The torque wrench needs to be able to torque screws to 7.5 and 9 newton meters, that's not a lot! The specification is 0.75 and 0.9 m.daN (decanewton metres)!! No wonder the Brits wanted out of the EU. LOL!
The roller blade must be aligned in the "2nd gear" position of the selector quadrant.
As Dimistyle says the alignment tool can be replicated with an over sized washer, BUT it's not as simple as that!
If your electro valves have white electrical connectors, the gearbox ECU will need to be re-programmed! Although, that's probably unlikely on a C4 given that (allegedly) the last gearboxes with the "white" electro valves were built in 2003.
 
Last edited by a moderator:
Hi
I have done some valve changes in past years and never used "the tool" or even a washer. I always put the gear selector in PARK and did not move it till the job was finished. I always used a scriber to mark the original spring blade position as a check, but basically when refitting just allowed the roller to sit back into the detent fully while carefully replacing the blade while pressing it flat, using the normal screw just lightly nipped up. Then check the scribed marks and tighten a bit more. Then fully tighten in the overall tensioning of all the valve body screws and recheck marks. I never had to change it or had any problems with the selector.
The only time I had that was when the job had been done by the owner previously and we adjusted the selector position externally a smidgen to get it correct.
I do not recommend the use of 2nd gear position. And I do not believe the valve body will be able to move by a significant amount with the multiple screws in neat holes holding it. It is fair to say that some "mechanical feel" might be required to do it well but it not rocket science !! My opinion ! Read Shanadoo's post above.
Jaahn
PS I should say I have not read ozVTR's guide.
 
Last edited:
The tutorial is done in accordance with the PSA AL4 workshop manual (except for the alignment tool). However the deviation replicates the result required by the manual. I.E. setting up the roller blade and selector quadrant in the "second gear (#2)" position under compression.
My intention, with the tutorial, was to show how the manual says to do things and make clear some of the confusing instructions (like the alignment tool). While it is not done exactly verbatim from the manual, for practical reasons, I hope it is an accurate representation of the intention of the manual.
It also shows why people are so confused as to what the tool is and what it's used for and why/how you can use a substitute.
If someone does not recommend that the gearbox should be serviced in accordance with the service manual then fine, I have no problem, but I hope the readers understand that and make up their own mind.

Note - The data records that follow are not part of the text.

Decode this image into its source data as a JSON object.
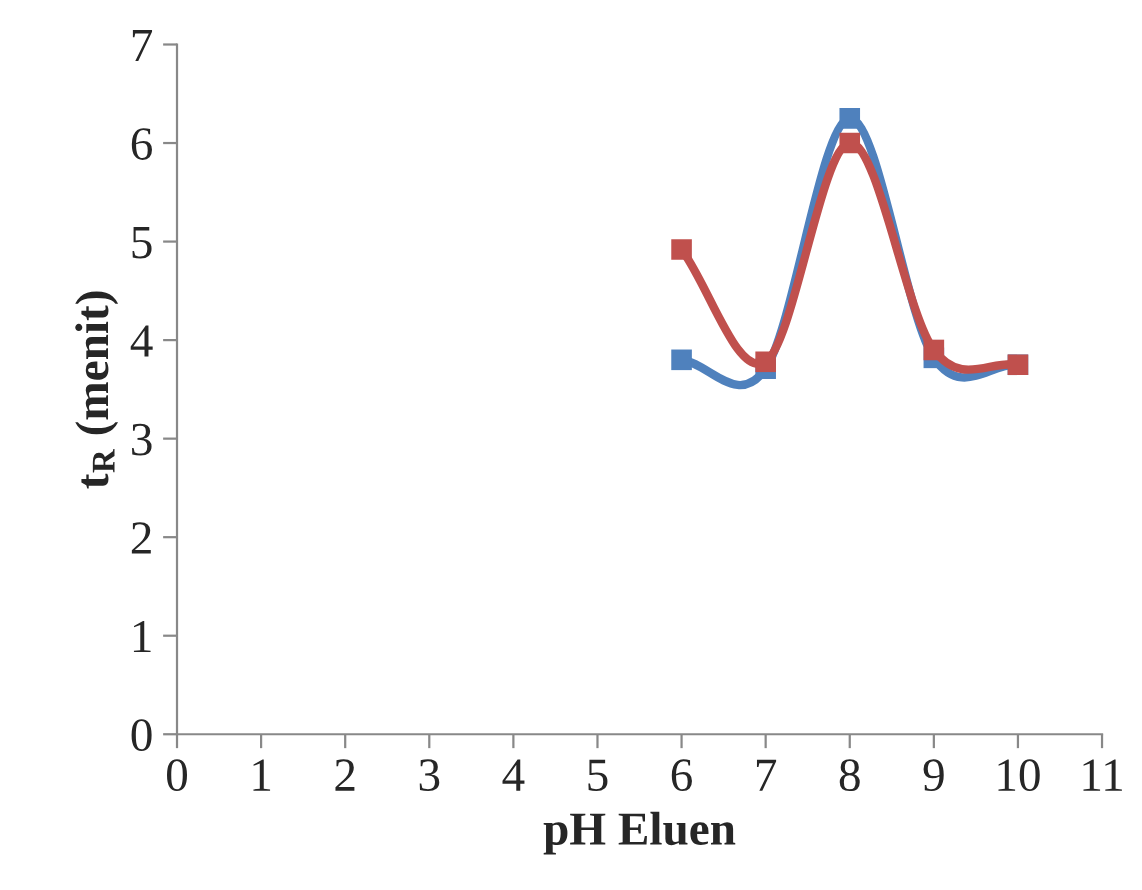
{
  "chart_data": {
    "type": "line",
    "xlabel": "pH Eluen",
    "ylabel": "t$_{R}$ (menit)",
    "xlim": [
      0,
      11
    ],
    "xticks": [
      0,
      1,
      2,
      3,
      4,
      5,
      6,
      7,
      8,
      9,
      10,
      11
    ],
    "ylim": [
      0,
      7
    ],
    "yticks": [
      0,
      1,
      2,
      3,
      4,
      5,
      6,
      7
    ],
    "grid": false,
    "legend": false,
    "marker": "square",
    "line_style": "solid",
    "series": [
      {
        "color": "#4f81bd",
        "x": [
          6,
          7,
          8,
          9,
          10
        ],
        "values": [
          3.8,
          3.71,
          6.25,
          3.82,
          3.75
        ]
      },
      {
        "color": "#c0504d",
        "x": [
          6,
          7,
          8,
          9,
          10
        ],
        "values": [
          4.92,
          3.78,
          6.0,
          3.9,
          3.75
        ]
      }
    ]
  }
}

I am NOT saying this is the wrong way to service the gearbox (if it works, why not), just that anything else is not in accordance with the manual and that readers should know that.

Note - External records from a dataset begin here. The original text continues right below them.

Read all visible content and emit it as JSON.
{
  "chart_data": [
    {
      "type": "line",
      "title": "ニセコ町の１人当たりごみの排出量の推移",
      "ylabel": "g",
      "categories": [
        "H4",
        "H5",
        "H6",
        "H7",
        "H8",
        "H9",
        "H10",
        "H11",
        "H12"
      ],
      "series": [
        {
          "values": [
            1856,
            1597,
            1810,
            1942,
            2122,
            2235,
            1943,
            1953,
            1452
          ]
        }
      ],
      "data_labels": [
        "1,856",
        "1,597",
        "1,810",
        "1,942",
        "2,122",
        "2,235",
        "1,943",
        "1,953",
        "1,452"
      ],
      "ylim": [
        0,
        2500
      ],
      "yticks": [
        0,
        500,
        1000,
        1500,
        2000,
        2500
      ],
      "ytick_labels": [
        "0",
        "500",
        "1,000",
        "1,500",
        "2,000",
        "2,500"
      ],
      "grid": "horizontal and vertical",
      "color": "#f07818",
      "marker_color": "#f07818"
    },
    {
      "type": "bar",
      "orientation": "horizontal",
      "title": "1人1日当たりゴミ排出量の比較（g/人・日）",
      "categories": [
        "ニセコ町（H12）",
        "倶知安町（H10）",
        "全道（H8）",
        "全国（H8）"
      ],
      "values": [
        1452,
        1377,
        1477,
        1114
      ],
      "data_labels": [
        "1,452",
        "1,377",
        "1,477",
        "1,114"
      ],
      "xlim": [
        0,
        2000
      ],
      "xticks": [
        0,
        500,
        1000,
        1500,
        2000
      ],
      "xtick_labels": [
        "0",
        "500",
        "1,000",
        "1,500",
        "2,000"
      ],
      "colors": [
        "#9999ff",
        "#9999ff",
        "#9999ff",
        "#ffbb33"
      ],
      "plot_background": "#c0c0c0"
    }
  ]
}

The tutorial is NOT my opinion, but the way (I believe) the manufacturer recommends it be done. Good or bad, easy or hard, right or wrong.
I have changed 3 sets of electrovalves so far using the manual, as I have found nothing but the manual as a decent guide. Originally I was very confused as to what the manual was asking to be done (like others I guess) but I believe I have sorted things out. I have not had time or reason to "experiment" so I can not comment on whether there are "better" ways.

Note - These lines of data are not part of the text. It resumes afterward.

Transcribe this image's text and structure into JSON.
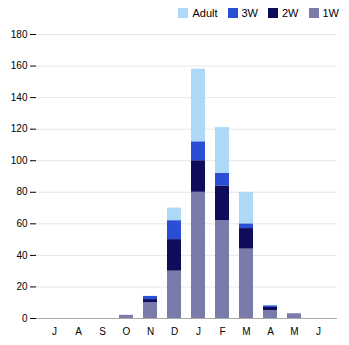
{
  "chart_data": {
    "type": "bar",
    "stacked": true,
    "categories": [
      "J",
      "A",
      "S",
      "O",
      "N",
      "D",
      "J",
      "F",
      "M",
      "A",
      "M",
      "J"
    ],
    "series": [
      {
        "name": "1W",
        "color": "#7b7bab",
        "values": [
          0,
          0,
          0,
          2,
          10,
          30,
          80,
          62,
          44,
          5,
          3,
          0
        ]
      },
      {
        "name": "2W",
        "color": "#0d0d5c",
        "values": [
          0,
          0,
          0,
          0,
          2,
          20,
          20,
          22,
          13,
          2,
          0,
          0
        ]
      },
      {
        "name": "3W",
        "color": "#2b4fd4",
        "values": [
          0,
          0,
          0,
          0,
          2,
          12,
          12,
          8,
          3,
          1,
          0,
          0
        ]
      },
      {
        "name": "Adult",
        "color": "#add8f7",
        "values": [
          0,
          0,
          0,
          0,
          0,
          8,
          46,
          29,
          20,
          0,
          0,
          0
        ]
      }
    ],
    "ylim": [
      0,
      180
    ],
    "yticks": [
      0,
      20,
      40,
      60,
      80,
      100,
      120,
      140,
      160,
      180
    ],
    "grid": true,
    "legend": "upper right"
  }
}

I spent 6 years in the RAAF and 20 years as a contractor in the avionics industry. I know how confusing technical publications can be and what "by-the-book" means! So that's the way I tend to do things.
I understand the manual is not the only possable way to service the gearbox, and there is nothing that stops the reader from fixing their car their way or even a better way. For this reason I wish to retract the word "must" from my post above and substitute it with "should". "Must" is a command and it is not my intention to tell people what to do, just advise them.